Dr. Elena De Laurentiis, who is the main curator of this exhibit, stumbled across photographs of these miniatures while doing research at an archive in Barcelona for another project. The papal court of arms of Pope Urban VII led her to further research, which took her to the Cathedral of Toledo, where she first laid eyes on the manuscripts.
Until her discovery, these miniatures (small paintings in books or manuscripts) were widely thought to have been an art form that ended in the 16th century after the work of Giulio Clovio ceased. Dr. Laurentiis' work showed that these works continued to develop into the Baroque period.
After extensive research and scholarship on Dr. Laurentiis' part and in a collaborative effort with Meadows, these 40 codices can be seen for a three-month period for the first time ever.
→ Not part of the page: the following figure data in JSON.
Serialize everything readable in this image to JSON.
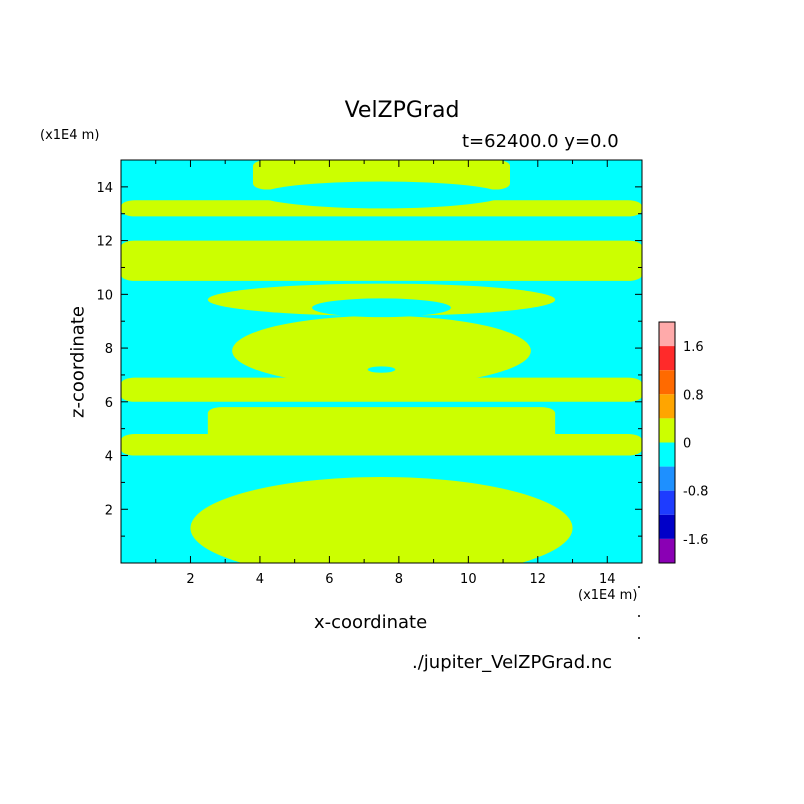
{
  "chart_data": {
    "type": "heatmap",
    "title": "VelZPGrad",
    "subtitle": "t=62400.0 y=0.0",
    "xlabel": "x-coordinate",
    "ylabel": "z-coordinate",
    "x_unit": "(x1E4 m)",
    "y_unit": "(x1E4 m)",
    "xlim": [
      0,
      15
    ],
    "ylim": [
      0,
      15
    ],
    "x_ticks": [
      "2",
      "4",
      "6",
      "8",
      "10",
      "12",
      "14"
    ],
    "y_ticks": [
      "2",
      "4",
      "6",
      "8",
      "10",
      "12",
      "14"
    ],
    "colorbar": {
      "tick_labels": [
        "1.6",
        "0.8",
        "0",
        "-0.8",
        "-1.6"
      ],
      "levels": [
        2.0,
        1.6,
        1.2,
        0.8,
        0.4,
        0.0,
        -0.4,
        -0.8,
        -1.2,
        -1.6,
        -2.0
      ],
      "colors": [
        "#ffaaaa",
        "#ff2a2a",
        "#ff6a00",
        "#ffa500",
        "#ccff00",
        "#00ffff",
        "#1e90ff",
        "#1e3cff",
        "#0000c8",
        "#8a00b4"
      ]
    },
    "colors": {
      "negative_band": "#00ffff",
      "positive_band": "#ccff00"
    },
    "positive_regions": [
      {
        "type": "rect",
        "x": [
          3.8,
          11.2
        ],
        "z": [
          13.9,
          15.0
        ]
      },
      {
        "type": "rect",
        "x": [
          0.0,
          15.0
        ],
        "z": [
          12.9,
          13.5
        ]
      },
      {
        "type": "rect",
        "x": [
          0.0,
          15.0
        ],
        "z": [
          10.5,
          12.0
        ]
      },
      {
        "type": "ellipse",
        "cx": 7.5,
        "cz": 9.8,
        "rx": 5.0,
        "rz": 0.6
      },
      {
        "type": "ellipse",
        "cx": 7.5,
        "cz": 7.9,
        "rx": 4.3,
        "rz": 1.3
      },
      {
        "type": "rect",
        "x": [
          0.0,
          15.0
        ],
        "z": [
          6.0,
          6.9
        ]
      },
      {
        "type": "rect",
        "x": [
          2.5,
          12.5
        ],
        "z": [
          4.5,
          5.8
        ]
      },
      {
        "type": "rect",
        "x": [
          0.0,
          15.0
        ],
        "z": [
          4.0,
          4.8
        ]
      },
      {
        "type": "ellipse",
        "cx": 7.5,
        "cz": 1.3,
        "rx": 5.5,
        "rz": 1.9
      }
    ],
    "negative_regions": [
      {
        "type": "ellipse",
        "cx": 7.5,
        "cz": 13.7,
        "rx": 3.5,
        "rz": 0.5
      },
      {
        "type": "ellipse",
        "cx": 7.5,
        "cz": 9.5,
        "rx": 2.0,
        "rz": 0.35
      },
      {
        "type": "ellipse",
        "cx": 7.5,
        "cz": 7.2,
        "rx": 0.4,
        "rz": 0.12
      }
    ]
  }
}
"These manuscripts have been preserved so beautifully," Meadows Museum Director Mark Roglan said. "Meadows was highly involved in the English version of the corresponding book."
The details of the folios remain fully intact and the colors vibrant, making it a visually pleasing exhibit, as well as an informative vantage point to a widely forgotten piece of history.
The earliest codices are from the 11th and 12th centuries, and the collection follows the development of this art into the 17th century.
Each work being displayed has its own unique aspect, and museum visitors will find each work as beautiful as the next. It is disappointing that only one page from each of the books can be on view, but this is an inevitable aspect because of their antiquity.
Some of the more eye-catching works are the "Missal of the Nativity of Cardinal Antoniotto Pallavicini" and the "Votice Missal of Urban VIII," however all of the works are stunning.
It is a treat for SMU's campus to have this once-in-a-lifetime exhibit on campus and because students receive free entry to the museum, there is no reason to miss out.
"The Lost Manuscripts from the Sistine Chapel: An epic journey from Rome to Toledo," is in the Meadows Museum through April 23.